Она поднялась со скамейки.

- Пойдем! С утра ничего не ела. Вернее, с ночи - сегодня пришлось встать в три часа. Как все-таки странно, верно? Еще сегодня крутом был снег, и ветер дул - м о р д а в и н д, как его называют там, на Севере, а здесь тюльпаны, весна, солнце, зелень… И еще ты - очкарик Генка! Сказал бы кто-нибудь, что встретимся, - засмеялась бы и не поверила.

- Ну, - по-прежнему глядя в сторону, сказал Генка, - в жизни и не такое случается, Любонька.

Она пропустила это мимо ушей.

- Кем ты работаешь? А фотография жены с собой есть?

Он покачал головой: фотографии у него нет, а работает в отделе главного металлурга. Люба не замечала, что Генка так и не справился со своей растерянностью и вдруг вообще замолчал и что теперь говорила только она. Люба рассказывала о Якушеве, о детях (Кирюшка, когда они жили в Средней Азии, подобрал ишака и ездил на нем в школу и из школы, пока не нашелся хозяин), и о своей работе, и о дураке главном инженере, о том, что у них в магазинах сейчас нет лука, придется везти отсюда, и о том, что Володька терпеть не может читать, зато с ума сходит по автомобилям, и снова о Якушеве….

Радостно-ликующее состояние, которое владело его с утра, не проходило. Все-таки она спохватилась: что же это я, болтливая бабенция, все говорю, а ты молчишь! Генка улыбнулся; улыбка у него была прежняя, смущенная и робкая, будто он стеснялся улыбаться.

- Просто мне не о чем говорить, наверно, - сказал он. - После института сразу сюда, вот и все. А ты чуть ли не всю страну объехала.

- Слушай, - перебила она Генку. - А сегодня будут мосты разводить? Я хочу посмотреть. Пойдем? Хотя…

Она чуть не брякнула: "Хотя ты ведь женатый, и как к этому отнесется твоя жена". Но Генка кивнул: конечно, посмотрим. Правда, белые ночи наступят недели через три, но ничего, и так внушительное зрелище. Лед еще идет, но навигация уже началась…

- Только позвони домой, чтоб не ждали, - посоветовала она.
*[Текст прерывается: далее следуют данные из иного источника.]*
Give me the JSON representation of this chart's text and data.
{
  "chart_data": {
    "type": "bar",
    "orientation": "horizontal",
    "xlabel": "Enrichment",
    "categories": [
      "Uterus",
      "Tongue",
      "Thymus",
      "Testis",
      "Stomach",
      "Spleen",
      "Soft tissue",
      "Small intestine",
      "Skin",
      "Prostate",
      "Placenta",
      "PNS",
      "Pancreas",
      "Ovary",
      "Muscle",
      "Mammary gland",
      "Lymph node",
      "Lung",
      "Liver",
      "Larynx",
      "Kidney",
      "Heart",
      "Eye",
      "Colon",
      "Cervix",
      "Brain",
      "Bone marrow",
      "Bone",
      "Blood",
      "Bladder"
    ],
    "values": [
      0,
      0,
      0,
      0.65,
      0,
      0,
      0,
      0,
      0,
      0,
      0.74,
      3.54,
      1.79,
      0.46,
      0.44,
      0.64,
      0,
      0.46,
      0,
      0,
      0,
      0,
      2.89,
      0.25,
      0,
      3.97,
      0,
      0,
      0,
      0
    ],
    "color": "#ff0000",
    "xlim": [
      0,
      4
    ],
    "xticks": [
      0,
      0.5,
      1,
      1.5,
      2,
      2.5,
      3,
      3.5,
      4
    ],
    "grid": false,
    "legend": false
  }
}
- Зачем? - глядя в сторону, сказал Генка. - Какое это имеет значение?

Люба поняла. Больше не надо говорить на эту тему.

Из гостиничного ресторана они поднялись в ее номер, и Генка снова молчал, а она не замечала, что с ним творилось неладное. То ли он хотел спросить о чем-то, то ли что-то сказать, но не решался, и это мучило его.

Люба начала вынимать из чемодана вещи, разложила на столе свои "мазилки", повесила в шкаф платья. Ей было легко, даже привычно. Будто и не прошло столько лет, и сейчас в ее комнатенку общежития на Донском "просто так" заглянул Генка. "Просто так" бывало каждый день пока она не сорвалась и не уехала к Якушеву. Генка приносил Кириллу игрушки или конфеты, и она рычала на Генку: "Ты что, наследство получил или кошелек нашел?" По ее подсчетам, на эти игрушки и конфеты он должен был грохать всю свою стипендию. Потом девчонки рассказали, что он устроился на хлебозавод, грузчиком, и по ночам развозит по городу хлеб.

Она вспомнила об этом, и Генка отвернулся к окну.

- Ты был здорово влюблен в меня, да? И даже боялся поцеловать - помнишь? Мы играли в "бутылочку", бутылка повернулась на тебя, я встала поцеловать тебя, а ты покраснел и снял очки.